Pascual Chavez Omelia 19.01.14 (SP)

«Éste es el Cordero de Dios, que quita el pecado del mundo»

Segundo Domingo del tiempo ordinario (Ciclo A)
Homilía para la clausura de las Jornadas de Espiritualidad de la Familia Salesiana
Is 49:4.5-6; 1Cor 1:1-3; Jn 1:29-34

 

Queridísimos hermanos y hermanas,

Concluyamos esta edición de las Jornadas de Espiritualidad de la Familia Salesiana alabando y dando gracias al Señor que nos ha congregado, nos ha permitido escuchar su voz y nos envía a nuestras casas, comunidades y obras con la misión de señalar, como hizo el Bautista, a los jóvenes la presencia de Cristo entre nosotros. Jesús es el único que puede colmar de alegría, de sentido, de compromiso la vida de ellos porque Él es “el Cordero de Dios que quita el pecado del mundo”.

En estos días hemos reflexionado a cerca del elemento fundamental de la vida humana, y con más razón de la vida cristiana, a saber la vocación a la santidad a través del amor.
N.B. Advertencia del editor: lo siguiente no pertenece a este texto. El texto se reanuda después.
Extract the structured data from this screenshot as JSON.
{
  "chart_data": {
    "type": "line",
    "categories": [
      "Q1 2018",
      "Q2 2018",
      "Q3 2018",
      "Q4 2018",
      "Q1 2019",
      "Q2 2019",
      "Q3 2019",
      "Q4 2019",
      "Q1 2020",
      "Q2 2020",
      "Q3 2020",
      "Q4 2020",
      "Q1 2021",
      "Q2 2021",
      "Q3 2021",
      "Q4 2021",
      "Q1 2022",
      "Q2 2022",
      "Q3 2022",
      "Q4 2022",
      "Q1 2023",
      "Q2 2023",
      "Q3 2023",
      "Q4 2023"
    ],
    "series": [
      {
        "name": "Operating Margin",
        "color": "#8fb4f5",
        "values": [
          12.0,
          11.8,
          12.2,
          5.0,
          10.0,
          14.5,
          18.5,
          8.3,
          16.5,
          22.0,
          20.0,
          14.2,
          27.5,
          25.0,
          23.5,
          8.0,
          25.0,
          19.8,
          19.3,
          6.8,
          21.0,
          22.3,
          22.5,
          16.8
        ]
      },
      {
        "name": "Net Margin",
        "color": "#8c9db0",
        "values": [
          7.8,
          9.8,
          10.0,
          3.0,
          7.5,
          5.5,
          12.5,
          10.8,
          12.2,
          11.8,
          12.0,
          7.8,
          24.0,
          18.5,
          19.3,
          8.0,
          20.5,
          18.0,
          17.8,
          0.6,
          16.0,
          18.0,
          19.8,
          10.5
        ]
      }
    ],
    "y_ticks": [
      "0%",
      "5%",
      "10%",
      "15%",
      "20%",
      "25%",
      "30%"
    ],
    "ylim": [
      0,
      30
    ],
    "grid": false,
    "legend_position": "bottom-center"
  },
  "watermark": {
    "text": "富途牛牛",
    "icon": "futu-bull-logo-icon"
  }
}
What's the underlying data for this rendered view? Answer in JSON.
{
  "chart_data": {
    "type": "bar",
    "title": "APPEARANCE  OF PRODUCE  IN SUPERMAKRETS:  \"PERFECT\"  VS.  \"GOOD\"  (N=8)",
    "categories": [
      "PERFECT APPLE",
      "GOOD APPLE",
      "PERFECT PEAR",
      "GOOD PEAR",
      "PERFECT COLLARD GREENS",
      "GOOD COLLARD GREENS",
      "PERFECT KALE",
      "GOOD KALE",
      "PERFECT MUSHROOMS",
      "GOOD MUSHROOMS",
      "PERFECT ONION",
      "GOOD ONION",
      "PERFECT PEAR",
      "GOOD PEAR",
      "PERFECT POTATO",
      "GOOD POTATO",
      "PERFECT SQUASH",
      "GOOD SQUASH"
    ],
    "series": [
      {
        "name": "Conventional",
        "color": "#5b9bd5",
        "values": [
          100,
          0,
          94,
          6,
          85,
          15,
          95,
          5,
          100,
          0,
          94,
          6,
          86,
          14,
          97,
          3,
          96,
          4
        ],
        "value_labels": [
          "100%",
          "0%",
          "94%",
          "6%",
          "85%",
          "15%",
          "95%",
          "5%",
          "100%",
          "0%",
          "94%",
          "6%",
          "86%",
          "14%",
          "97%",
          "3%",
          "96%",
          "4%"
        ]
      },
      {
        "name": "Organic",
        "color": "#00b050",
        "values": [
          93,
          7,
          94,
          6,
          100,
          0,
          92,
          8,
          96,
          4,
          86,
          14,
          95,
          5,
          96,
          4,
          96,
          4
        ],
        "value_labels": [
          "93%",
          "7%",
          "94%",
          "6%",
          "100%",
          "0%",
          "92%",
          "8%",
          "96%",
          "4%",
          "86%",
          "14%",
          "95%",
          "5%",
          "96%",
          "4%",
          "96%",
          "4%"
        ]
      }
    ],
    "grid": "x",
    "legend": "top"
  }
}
Este es también el fundamento de la vocación y de la misión salesiana: la espiritualidad, que tiene como centro la Caridad, que Don Bosco ha definido como una caridad educativo pastoral, porque tiene como finalidad llevar a los jóvenes a la plenitud de vida en Cristo. Se trata de una forma de vida marcada en la vida teologal, o mejor, en la vida de Dios en nosotros através de la fe, la esperanza y la caridad, hasta reproducir en nosotros fielmente la imagen de su Hijo, como ha sabido hacer Don Bosco en Valdocco.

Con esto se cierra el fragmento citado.